For those investors holding gold ETFs (GLD, SGOL, PHYS), gold equities (ABX, GG, NEM, etc), and even silver ETFs and equities (SLV, PAAS, PSLV, SLW, HL), it is critical to know the direction of the gold price. In this week's COTS report, we're starting to see some very pessimistic positioning in gold - very bullish for the actual gold price.
Before we analyze the short interest in the latest Commitment of Traders (COTS) report, let's go over a couple of basics of the COTS report.
About the COTS Report
The COTS report is issued by the CFTC every Friday, to provide market participants a breakdown of each Tuesday's open interest for markets in which 20 or more traders hold positions equal to or above the reporting levels established by the CFTC. In plain English, this is a report that shows what positions major traders are taking in a number of financial and commodity markets.
Though there is never one report or tool that can give you certainty about where prices are headed in the future, the COTS report does allow the small investor a way to see what larger traders are doing and to possibly position himself accordingly.
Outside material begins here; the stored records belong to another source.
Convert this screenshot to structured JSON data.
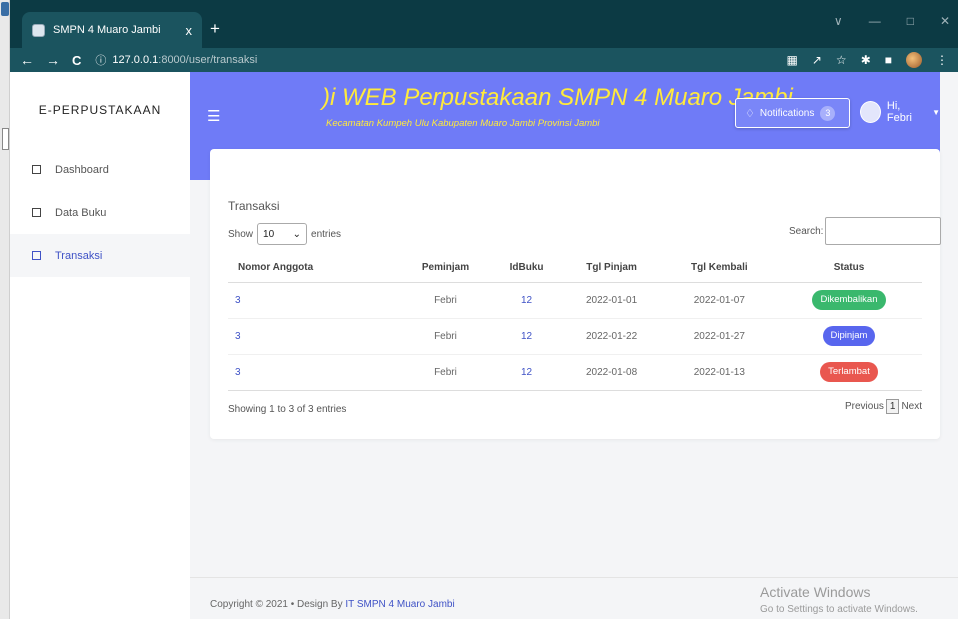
{
  "browser": {
    "tab_title": "SMPN 4 Muaro Jambi",
    "tab_close": "x",
    "new_tab": "+",
    "url_host": "127.0.0.1",
    "url_rest": ":8000/user/transaksi",
    "window_controls": [
      "∨",
      "—",
      "□",
      "✕"
    ]
  },
  "sidebar": {
    "brand": "E-PERPUSTAKAAN",
    "items": [
      {
        "label": "Dashboard",
        "active": false
      },
      {
        "label": "Data Buku",
        "active": false
      },
      {
        "label": "Transaksi",
        "active": true
      }
    ]
  },
  "header": {
    "title": ")i WEB Perpustakaan SMPN 4 Muaro Jambi",
    "subtitle": "Kecamatan Kumpeh Ulu Kabupaten Muaro Jambi Provinsi Jambi",
    "notifications_label": "Notifications",
    "notifications_count": "3",
    "user_greeting": "Hi, Febri",
    "accent_color": "#6f7bf7",
    "title_color": "#ffea3c"
  },
  "card": {
    "title": "Transaksi",
    "show_label": "Show",
    "entries_value": "10",
    "entries_label": "entries",
    "search_label": "Search:",
    "search_value": "",
    "columns": [
      "Nomor Anggota",
      "Peminjam",
      "IdBuku",
      "Tgl Pinjam",
      "Tgl Kembali",
      "Status"
    ],
    "rows": [
      {
        "nomor": "3",
        "peminjam": "Febri",
        "idbuku": "12",
        "pinjam": "2022-01-01",
        "kembali": "2022-01-07",
        "status": "Dikembalikan",
        "status_color": "#3ab86d"
      },
      {
        "nomor": "3",
        "peminjam": "Febri",
        "idbuku": "12",
        "pinjam": "2022-01-22",
        "kembali": "2022-01-27",
        "status": "Dipinjam",
        "status_color": "#5866ee"
      },
      {
        "nomor": "3",
        "peminjam": "Febri",
        "idbuku": "12",
        "pinjam": "2022-01-08",
        "kembali": "2022-01-13",
        "status": "Terlambat",
        "status_color": "#e9574f"
      }
    ],
    "info": "Showing 1 to 3 of 3 entries",
    "previous_label": "Previous",
    "current_page": "1",
    "next_label": "Next"
  },
  "footer": {
    "copyright": "Copyright © 2021 • Design By ",
    "link": "IT SMPN 4 Muaro Jambi"
  },
  "watermark": {
    "line1": "Activate Windows",
    "line2": "Go to Settings to activate Windows."
  }
}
For example, if there is a large managed money short interest in gold, that is often an indicator that a rally may be coming because the market is overly pessimistic and saturated with shorts - so you may want to take a long position.
The big disadvantage to the COTS report is that it is issued on Friday but only contains Tuesday's data - so there is a three day lag between the report and the actual positioning of traders. For a downloadable report see here.
This week's COTS Report - Gold
The COTS report is full of information, but I have found the most pertinent section to monitor is the Managed Money traders. These traders are the most active and often change their positions between extreme optimism to extreme pessimism and back - which greatly influences the commodity price.
In the latest COTS report (for 2/12/13), there has been a massive increase in the Managed Money gold short position.
This is a massive short position based on the COTS data. In fact, the last time the short position was over 29% was in November of 2008 when gold was priced at $733 / oz - two weeks later the gold price was at $820 / oz, and it ended up closing the year over $850. That equates to a 15-20% gain over two months.
Not only is the short position in the managed money traders very large on a percentage basis, but at 49,153 short contracts, it is the largest it has ever been for available COTS data going back to 2006. In fact, the last time that the short contracts were even above 40,000 contracts was in May of 2012 - gold was trading at $1579 and the following week it gained 2%. Three months later it was at $1668 - a nice 6% gain in a few short months.
Finally, the COTS report was based on Tuesday's trader positions when gold was trading at $1647.50 - it has since dropped another $40 which signifies a probably much higher short position than the data would seem to suggest.
Gold has had a rough month and it seems sentiment has turned overly pessimistic, but based on the COTS report, this is the time investors and traders should be loading up on gold. Pessimism is high and Managed Money shorts have taken a very bearish view on things - historically that has been a very bullish thing for the gold price.
Now is the time to be buying gold, and look for a quick unwind in the short position to more average levels on any bit of gold-positive news - and this could involve very large jumps in the gold price (in 2008, we saw $100 weekly gold price rises after shorts hit these levels). I think a few months from now we will look at these levels in gold as a short-term bottom.